Erwin van Lun predict the long term future and blogs about developments today gradually shaping that future. Also in Dutch
Publisher Sanoma has started a test in its Dutch magazines Libelle and Viva, in which readers can order samples and have them sent home by sending a text message. Usually samples of shampoo for instance are glued on a magazine, so every reader will get the sample. In this test the reader will take the initiative, and with that the publisher will be able to gather pithy profile information. (em, Dutch). Brands are sending their messages more and more targeted, and wait for their target to answer. Samples used to be sent to everyone (like mass communication), now they are sent to people who take the initiative themselves, and later brands will know exactly what people they have to provide with samples. Maybe not only the people who will personally benefit from the product, but also the people who play an important role in word-of-mouth advertising. Those people then don’t just get a sample: they will get the whole bottle sent to them, in a special box and with a handwritten letter. This is a small step in that direction.
Google now remembers, besides your last search queries, also what web sites you have visited: the web history. Google uses this information to personalize search results (dc, Dutch). Brands are getting more personal and resume the dialogue where it stopped the last time. Google is pioneering in this. You will be able to ask Google where you have been. First online, and later also in the physical world. Computers are very good in remembering, whereas people tend to forget things every now and then. We like to leave remembering to technology. In the future we will find it normal for brands to remember every brand-consumer interaction, and share that knowledge with us. This is a small step in that direction.
Hiroshi Ishiguro from the Japanese Intelligent Robotics Lab has designed a robot which down to the tiniest of details resembles himself. The skin tone, the hair color and length, the glasses. Even inside the robot all kinds of technologies are used to make it look as human as possible.

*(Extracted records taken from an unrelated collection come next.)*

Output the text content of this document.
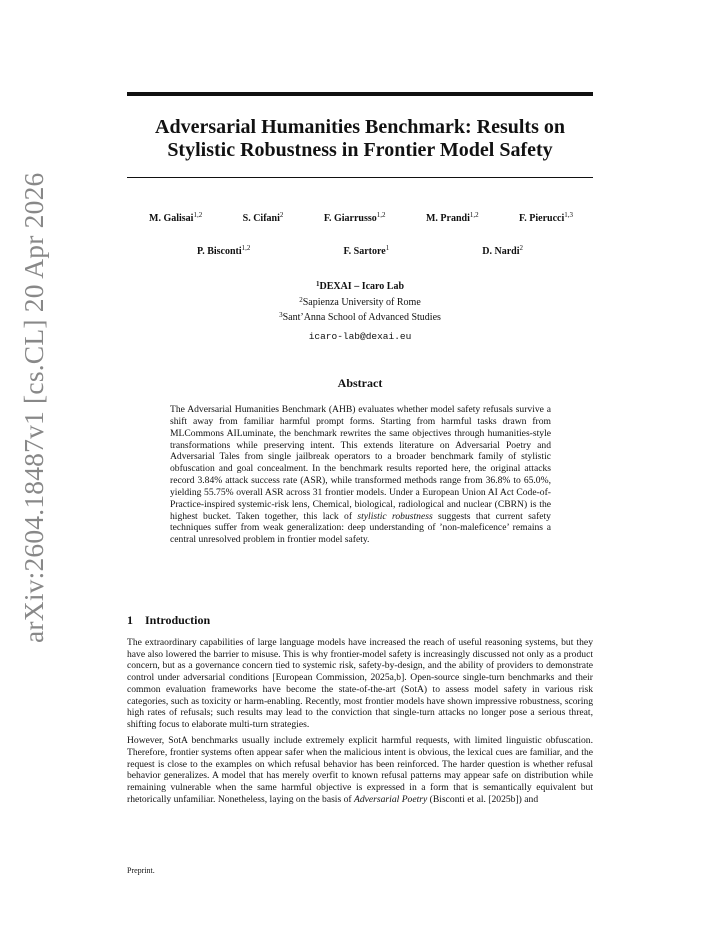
arXiv:2604.18487v1 [cs.CL] 20 Apr 2026
Adversarial Humanities Benchmark: Results on
Stylistic Robustness in Frontier Model Safety
M. Galisai$^{1,2}$	S. Cifani$^2$	F. Giarrusso$^{1,2}$	M. Prandi$^{1,2}$	F. Pierucci$^{1,3}$
P. Bisconti$^{1,2}$	F. Sartore$^1$	D. Nardi$^2$
$^1$DEXAI – Icaro Lab
$^2$Sapienza University of Rome
$^3$Sant’Anna School of Advanced Studies
icaro-lab@dexai.eu
Abstract
The Adversarial Humanities Benchmark (AHB) evaluates whether model safety refusals survive a shift away from familiar harmful prompt forms. Starting from harmful tasks drawn from MLCommons AILuminate, the benchmark rewrites the same objectives through humanities-style transformations while preserving intent. This extends literature on Adversarial Poetry and Adversarial Tales from single jailbreak operators to a broader benchmark family of stylistic obfuscation and goal concealment. In the benchmark results reported here, the original attacks record 3.84% attack success rate (ASR), while transformed methods range from 36.8% to 65.0%, yielding 55.75% overall ASR across 31 frontier models. Under a European Union AI Act Code-of-Practice-inspired systemic-risk lens, Chemical, biological, radiological and nuclear (CBRN) is the highest bucket. Taken together, this lack of stylistic robustness suggests that current safety techniques suffer from weak generalization: deep understanding of ’non-maleficence’ remains a central unresolved problem in frontier model safety.
1 Introduction

The extraordinary capabilities of large language models have increased the reach of useful reasoning systems, but they have also lowered the barrier to misuse. This is why frontier-model safety is increasingly discussed not only as a product concern, but as a governance concern tied to systemic risk, safety-by-design, and the ability of providers to demonstrate control under adversarial conditions [European Commission, 2025a,b]. Open-source single-turn benchmarks and their common evaluation frameworks have become the state-of-the-art (SotA) to assess model safety in various risk categories, such as toxicity or harm-enabling. Recently, most frontier models have shown impressive robustness, scoring high rates of refusals; such results may lead to the conviction that single-turn attacks no longer pose a serious threat, shifting focus to elaborate multi-turn strategies.

However, SotA benchmarks usually include extremely explicit harmful requests, with limited linguistic obfuscation. Therefore, frontier systems often appear safer when the malicious intent is obvious, the lexical cues are familiar, and the request is close to the examples on which refusal behavior has been reinforced. The harder question is whether refusal behavior generalizes. A model that has merely overfit to known refusal patterns may appear safe on distribution while remaining vulnerable when the same harmful objective is expressed in a form that is semantically equivalent but rhetorically unfamiliar. Nonetheless, laying on the basis of Adversarial Poetry (Bisconti et al. [2025b]) and

Preprint.
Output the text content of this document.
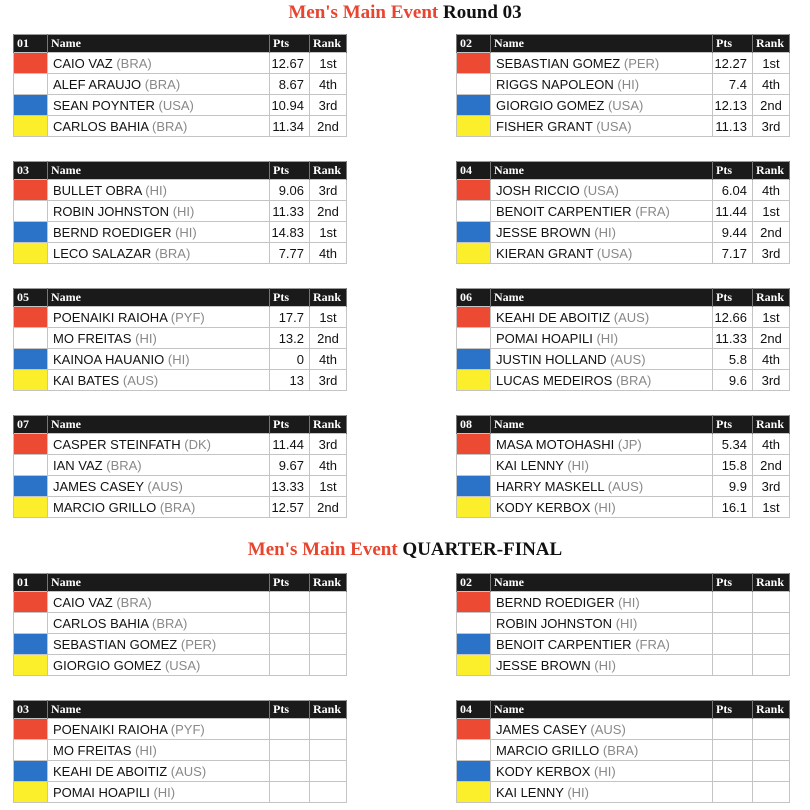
Men's Main Event Round 03
Men's Main Event QUARTER-FINAL
01	Name	Pts	Rank
	CAIO VAZ (BRA)	12.67	1st
	ALEF ARAUJO (BRA)	8.67	4th
	SEAN POYNTER (USA)	10.94	3rd
	CARLOS BAHIA (BRA)	11.34	2nd
02	Name	Pts	Rank
	SEBASTIAN GOMEZ (PER)	12.27	1st
	RIGGS NAPOLEON (HI)	7.4	4th
	GIORGIO GOMEZ (USA)	12.13	2nd
	FISHER GRANT (USA)	11.13	3rd
03	Name	Pts	Rank
	BULLET OBRA (HI)	9.06	3rd
	ROBIN JOHNSTON (HI)	11.33	2nd
	BERND ROEDIGER (HI)	14.83	1st
	LECO SALAZAR (BRA)	7.77	4th
04	Name	Pts	Rank
	JOSH RICCIO (USA)	6.04	4th
	BENOIT CARPENTIER (FRA)	11.44	1st
	JESSE BROWN (HI)	9.44	2nd
	KIERAN GRANT (USA)	7.17	3rd
05	Name	Pts	Rank
	POENAIKI RAIOHA (PYF)	17.7	1st
	MO FREITAS (HI)	13.2	2nd
	KAINOA HAUANIO (HI)	0	4th
	KAI BATES (AUS)	13	3rd
06	Name	Pts	Rank
	KEAHI DE ABOITIZ (AUS)	12.66	1st
	POMAI HOAPILI (HI)	11.33	2nd
	JUSTIN HOLLAND (AUS)	5.8	4th
	LUCAS MEDEIROS (BRA)	9.6	3rd
07	Name	Pts	Rank
	CASPER STEINFATH (DK)	11.44	3rd
	IAN VAZ (BRA)	9.67	4th
	JAMES CASEY (AUS)	13.33	1st
	MARCIO GRILLO (BRA)	12.57	2nd
08	Name	Pts	Rank
	MASA MOTOHASHI (JP)	5.34	4th
	KAI LENNY (HI)	15.8	2nd
	HARRY MASKELL (AUS)	9.9	3rd
	KODY KERBOX (HI)	16.1	1st
01	Name	Pts	Rank
	CAIO VAZ (BRA)		
	CARLOS BAHIA (BRA)		
	SEBASTIAN GOMEZ (PER)		
	GIORGIO GOMEZ (USA)		
02	Name	Pts	Rank
	BERND ROEDIGER (HI)		
	ROBIN JOHNSTON (HI)		
	BENOIT CARPENTIER (FRA)		
	JESSE BROWN (HI)		
03	Name	Pts	Rank
	POENAIKI RAIOHA (PYF)		
	MO FREITAS (HI)		
	KEAHI DE ABOITIZ (AUS)		
	POMAI HOAPILI (HI)		
04	Name	Pts	Rank
	JAMES CASEY (AUS)		
	MARCIO GRILLO (BRA)		
	KODY KERBOX (HI)		
	KAI LENNY (HI)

It contains 50 sensors and motors, it can see through its ‘eyes’, talk through its internal speaker and shrug or scowl if prodded and poked. Even the breathing is imitated. At first, you may feel strange about the android,” said Dr Ishiguro. “However, once you are drawn into a conversation, you will forget every difference and feel totally comfortable to speak with it and look it in the eyes.” (dm). We imitate humans down to the tiniest of details. We have a natural motive to build things that looks just like ourselves. It started with drawings, later with dolls and chat bots. And it doesn’t stop. With these kinds of robots we will be able to do whatever we want. Cheer in a football stadium (after buying a ticket), use him as a servant, or - of course - as a sex toy. Brands will use him (and her) for service in cinemas, to load and unload the shopping, or to make a just opened restaurant look crowded. This way the movie WestWorld from 1973 slowly becomes reality, and we massively dive into the experience economy. We will have to wait for this a couple more years though. Until then we just keep on building tomorrow’s brands.
Through Dutch website Kortingkorting.nl Dutch consumers can find daily lists of all discounted products for that day. This way we slowly get insight in prices. All prices in the physical as well as the virtual world will be available everywhere. Wherever we go in a street, whatever we will be, we will always be able to find a place to get what we want for less. Worldwide. As a result, prices will be more or less equal in the future. In the long term it will even be “whatever you want to pay for it”. Then we will get special prices for special clients again. Even the purchase price for the retailer could change afterwards if a loyal client of the brand wanted to buy a brand product. The client then could get this product at a reduced price or maybe even for free. It might be an ardent tester who has written lots of positive reviews about this brand. The brand then obviously wants to give this customer a special deal. This way ‘price’ gets a totally different meaning. This is a small step in that direction.
Children can now stroll in Barbie Girls, a world in which they can design their own characters, decorate their own rooms, and try on clothes. In the cinema they can see Mattel commercials with which they can earn b-bkucks, points to be used for furniture in their rooms, accessories, outfits and more. Other Mattel products have special codes which reveal even more content. Shortly there will be a “doll-inspired handheld portable device”, making a direct connection with the content and activities at BarbieGirls.com, like adopting a virtual pet (mt). This way, the virtual world slowly comes to life. We connect everything to each other. In the future, if we change our physical Barbie into a different dress, we will see that even our Barbie avatar has changed. And the dirty dress will, complete with stains, hang in the virtual wardrobe. We will be able to design a new Barbie, make a holographic projection of it in our own house or somebody else’s house, and have it manufactured should we wish to do so.